This work is by an artist from a nation whose citizens were being denied entry into the United States, according to a presidential executive order issued on January 27, 2017. This is one of several such artworks from the Museum's collection installed throughout the fifth-floor galleries and in the Agnes Gund Garden Lobby, and presented in our theaters, to affirm the ideals of welcome and freedom as vital to this Museum, as they are to the US.
Zendan-e zanan (Women’s Prison). 2002. Iran. Directed by Manijeh Hekmat. Screenplay by Farid Mostafavi. In Persian; English subtitles. 106 min.
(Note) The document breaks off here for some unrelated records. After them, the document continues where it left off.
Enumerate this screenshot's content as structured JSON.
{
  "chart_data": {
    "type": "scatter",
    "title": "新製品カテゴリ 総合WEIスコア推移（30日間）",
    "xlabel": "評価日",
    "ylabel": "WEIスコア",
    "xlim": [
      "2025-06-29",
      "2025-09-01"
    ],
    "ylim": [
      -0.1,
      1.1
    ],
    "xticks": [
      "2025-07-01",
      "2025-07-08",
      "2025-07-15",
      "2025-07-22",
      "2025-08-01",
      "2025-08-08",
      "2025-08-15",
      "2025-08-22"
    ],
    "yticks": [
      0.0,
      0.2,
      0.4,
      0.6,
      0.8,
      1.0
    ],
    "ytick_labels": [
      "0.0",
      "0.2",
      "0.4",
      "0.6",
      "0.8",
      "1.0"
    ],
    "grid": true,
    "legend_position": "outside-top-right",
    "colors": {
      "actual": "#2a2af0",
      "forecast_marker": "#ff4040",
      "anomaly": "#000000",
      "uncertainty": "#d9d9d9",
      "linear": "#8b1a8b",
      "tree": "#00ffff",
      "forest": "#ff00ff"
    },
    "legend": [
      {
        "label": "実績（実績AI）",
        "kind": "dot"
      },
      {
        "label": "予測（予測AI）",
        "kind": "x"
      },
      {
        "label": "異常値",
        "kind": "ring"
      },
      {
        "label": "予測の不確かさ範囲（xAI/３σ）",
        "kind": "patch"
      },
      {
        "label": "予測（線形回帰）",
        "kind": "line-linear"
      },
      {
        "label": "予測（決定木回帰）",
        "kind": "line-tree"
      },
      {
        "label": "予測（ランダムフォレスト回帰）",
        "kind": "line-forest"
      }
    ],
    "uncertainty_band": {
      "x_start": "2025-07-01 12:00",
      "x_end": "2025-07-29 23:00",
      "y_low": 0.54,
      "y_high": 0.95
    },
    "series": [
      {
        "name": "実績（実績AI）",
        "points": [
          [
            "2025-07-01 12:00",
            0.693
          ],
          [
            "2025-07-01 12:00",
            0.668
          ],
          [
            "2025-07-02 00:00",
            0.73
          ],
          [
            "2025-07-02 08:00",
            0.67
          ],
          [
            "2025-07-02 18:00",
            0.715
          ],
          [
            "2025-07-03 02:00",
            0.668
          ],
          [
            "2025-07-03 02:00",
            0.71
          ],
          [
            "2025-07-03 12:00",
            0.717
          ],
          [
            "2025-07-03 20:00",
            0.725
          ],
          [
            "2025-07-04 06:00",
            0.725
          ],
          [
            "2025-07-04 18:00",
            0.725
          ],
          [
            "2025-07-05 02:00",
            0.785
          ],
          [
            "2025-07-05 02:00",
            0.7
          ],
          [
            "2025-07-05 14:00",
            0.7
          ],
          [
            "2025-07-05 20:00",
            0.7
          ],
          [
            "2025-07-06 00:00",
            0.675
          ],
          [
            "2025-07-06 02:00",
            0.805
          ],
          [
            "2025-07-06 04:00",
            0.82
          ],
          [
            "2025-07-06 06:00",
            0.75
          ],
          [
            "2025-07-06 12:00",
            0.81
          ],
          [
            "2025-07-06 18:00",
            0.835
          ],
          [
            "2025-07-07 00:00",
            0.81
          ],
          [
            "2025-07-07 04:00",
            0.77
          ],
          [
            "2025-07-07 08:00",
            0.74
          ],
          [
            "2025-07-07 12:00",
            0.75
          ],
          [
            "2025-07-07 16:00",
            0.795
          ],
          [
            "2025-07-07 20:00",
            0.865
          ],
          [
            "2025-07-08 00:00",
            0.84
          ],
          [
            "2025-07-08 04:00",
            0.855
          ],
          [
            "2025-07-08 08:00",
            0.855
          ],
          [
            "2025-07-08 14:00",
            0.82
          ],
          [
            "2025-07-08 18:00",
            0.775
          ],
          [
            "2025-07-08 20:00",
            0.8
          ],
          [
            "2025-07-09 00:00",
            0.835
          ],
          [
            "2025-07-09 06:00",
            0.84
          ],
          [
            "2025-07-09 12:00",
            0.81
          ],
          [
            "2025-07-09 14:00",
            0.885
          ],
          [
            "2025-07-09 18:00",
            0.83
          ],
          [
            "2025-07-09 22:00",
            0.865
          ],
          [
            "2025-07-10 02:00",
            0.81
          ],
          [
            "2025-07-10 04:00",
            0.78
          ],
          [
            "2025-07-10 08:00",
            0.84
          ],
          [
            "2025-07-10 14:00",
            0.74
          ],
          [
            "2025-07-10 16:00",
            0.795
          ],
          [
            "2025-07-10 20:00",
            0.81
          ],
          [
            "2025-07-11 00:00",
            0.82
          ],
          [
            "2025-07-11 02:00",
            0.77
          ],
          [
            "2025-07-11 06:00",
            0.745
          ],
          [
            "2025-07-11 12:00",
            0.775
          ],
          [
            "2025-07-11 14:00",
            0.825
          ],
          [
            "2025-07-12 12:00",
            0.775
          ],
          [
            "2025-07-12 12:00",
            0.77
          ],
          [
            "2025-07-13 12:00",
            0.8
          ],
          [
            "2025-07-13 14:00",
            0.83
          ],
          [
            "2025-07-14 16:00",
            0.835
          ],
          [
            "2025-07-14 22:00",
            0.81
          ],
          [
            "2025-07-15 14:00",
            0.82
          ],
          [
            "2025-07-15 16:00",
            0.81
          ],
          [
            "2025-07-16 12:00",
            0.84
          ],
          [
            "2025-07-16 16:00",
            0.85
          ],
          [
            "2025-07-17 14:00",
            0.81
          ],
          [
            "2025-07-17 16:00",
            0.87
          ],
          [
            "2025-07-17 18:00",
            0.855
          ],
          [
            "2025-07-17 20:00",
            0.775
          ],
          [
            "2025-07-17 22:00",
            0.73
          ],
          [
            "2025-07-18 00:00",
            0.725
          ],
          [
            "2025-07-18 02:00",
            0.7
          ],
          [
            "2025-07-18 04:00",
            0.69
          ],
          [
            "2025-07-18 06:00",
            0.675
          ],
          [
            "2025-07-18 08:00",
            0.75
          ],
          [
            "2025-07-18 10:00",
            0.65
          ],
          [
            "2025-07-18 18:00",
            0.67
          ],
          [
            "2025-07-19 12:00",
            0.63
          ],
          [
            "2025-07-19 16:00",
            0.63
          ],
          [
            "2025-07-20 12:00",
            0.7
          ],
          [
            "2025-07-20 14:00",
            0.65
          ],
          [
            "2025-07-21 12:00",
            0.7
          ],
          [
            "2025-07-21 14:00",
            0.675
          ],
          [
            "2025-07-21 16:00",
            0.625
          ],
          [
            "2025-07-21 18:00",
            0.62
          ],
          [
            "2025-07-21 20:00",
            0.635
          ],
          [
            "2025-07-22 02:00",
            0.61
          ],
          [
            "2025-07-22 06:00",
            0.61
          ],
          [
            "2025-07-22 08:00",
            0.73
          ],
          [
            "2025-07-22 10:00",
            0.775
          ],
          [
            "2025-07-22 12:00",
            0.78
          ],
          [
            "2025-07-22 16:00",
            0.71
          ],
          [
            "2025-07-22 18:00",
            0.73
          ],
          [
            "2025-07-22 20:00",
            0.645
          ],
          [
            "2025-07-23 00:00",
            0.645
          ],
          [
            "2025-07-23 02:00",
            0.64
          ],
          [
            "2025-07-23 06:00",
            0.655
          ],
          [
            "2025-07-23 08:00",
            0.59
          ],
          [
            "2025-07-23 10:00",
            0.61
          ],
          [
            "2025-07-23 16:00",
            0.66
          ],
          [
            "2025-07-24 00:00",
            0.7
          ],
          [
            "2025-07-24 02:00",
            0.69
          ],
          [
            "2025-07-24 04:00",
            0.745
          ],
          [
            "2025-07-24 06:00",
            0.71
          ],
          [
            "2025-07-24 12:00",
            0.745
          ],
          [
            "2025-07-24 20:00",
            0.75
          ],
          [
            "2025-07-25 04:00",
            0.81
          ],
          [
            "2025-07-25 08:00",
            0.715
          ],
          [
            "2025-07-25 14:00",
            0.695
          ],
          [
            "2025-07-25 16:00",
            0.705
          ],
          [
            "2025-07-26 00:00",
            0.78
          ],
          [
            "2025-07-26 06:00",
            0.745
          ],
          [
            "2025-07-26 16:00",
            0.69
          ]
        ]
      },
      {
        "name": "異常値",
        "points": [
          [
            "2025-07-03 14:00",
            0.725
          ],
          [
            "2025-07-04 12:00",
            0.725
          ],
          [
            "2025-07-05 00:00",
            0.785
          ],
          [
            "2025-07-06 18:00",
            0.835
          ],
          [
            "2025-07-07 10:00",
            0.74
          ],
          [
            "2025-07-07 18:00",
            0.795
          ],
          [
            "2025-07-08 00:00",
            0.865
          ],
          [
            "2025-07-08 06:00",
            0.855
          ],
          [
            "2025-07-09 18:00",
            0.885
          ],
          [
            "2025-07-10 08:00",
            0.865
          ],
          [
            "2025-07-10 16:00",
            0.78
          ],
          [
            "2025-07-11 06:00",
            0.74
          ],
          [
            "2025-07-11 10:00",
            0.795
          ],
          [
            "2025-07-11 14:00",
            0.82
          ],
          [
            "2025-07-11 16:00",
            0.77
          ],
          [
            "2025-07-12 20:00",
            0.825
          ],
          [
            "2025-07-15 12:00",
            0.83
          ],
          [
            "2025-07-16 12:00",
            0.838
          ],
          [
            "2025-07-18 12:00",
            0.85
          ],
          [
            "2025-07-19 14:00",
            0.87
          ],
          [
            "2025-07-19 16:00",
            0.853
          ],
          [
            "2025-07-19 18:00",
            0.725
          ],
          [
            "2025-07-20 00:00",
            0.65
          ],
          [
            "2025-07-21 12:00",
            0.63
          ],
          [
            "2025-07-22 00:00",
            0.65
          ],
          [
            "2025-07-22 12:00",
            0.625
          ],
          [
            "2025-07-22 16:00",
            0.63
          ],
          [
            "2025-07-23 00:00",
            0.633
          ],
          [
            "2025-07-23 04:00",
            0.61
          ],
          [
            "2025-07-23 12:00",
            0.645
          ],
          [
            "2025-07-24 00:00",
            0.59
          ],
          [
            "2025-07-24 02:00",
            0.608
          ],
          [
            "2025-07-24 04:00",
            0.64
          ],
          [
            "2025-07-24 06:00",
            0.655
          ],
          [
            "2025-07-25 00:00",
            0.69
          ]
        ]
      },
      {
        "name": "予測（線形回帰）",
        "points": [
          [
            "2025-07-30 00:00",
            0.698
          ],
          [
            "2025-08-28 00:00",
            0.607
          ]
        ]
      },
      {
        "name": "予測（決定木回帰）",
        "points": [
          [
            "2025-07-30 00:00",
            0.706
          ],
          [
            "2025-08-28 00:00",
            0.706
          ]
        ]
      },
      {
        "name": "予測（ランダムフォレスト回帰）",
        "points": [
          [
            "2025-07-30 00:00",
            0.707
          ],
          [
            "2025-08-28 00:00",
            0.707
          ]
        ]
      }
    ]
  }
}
With Roya Nonahali, Roya Taymourian, Pegah Ahangarani. Manijeh Hekmat based her directing debut on the harrowing stories of Iranian women prisoners who were abused by their husbands and stepfathers; who endured rape, prostitution, and drug abuse; who experienced devastating personal loss during the Iran-Iraq war; and who were persecuted for their political beliefs after the Revolution. Deemed too controversial, Women's Prison was banned for more than a year by Iranian authorities, who even forbade its screening to foreigners at Tehran's 2002 Fajr Film Festival. Hekmat risked her own imprisonment by smuggling copies of her director's cut to international festival programmers, and the film had its world premiere in competition at the Venice Film Festival. As Alissa Simon reported in Senses of Cinema in 2002, "With pressure from reformists in the Iranian government and support from many members of the Majlis and President Khatami himself, a censored version of Women’s Prison finally opened in Tehran on August 7, 2002. In spite of not being allowed to have television teasers, the film set new box office records for an opening in the post-Revolutionary era."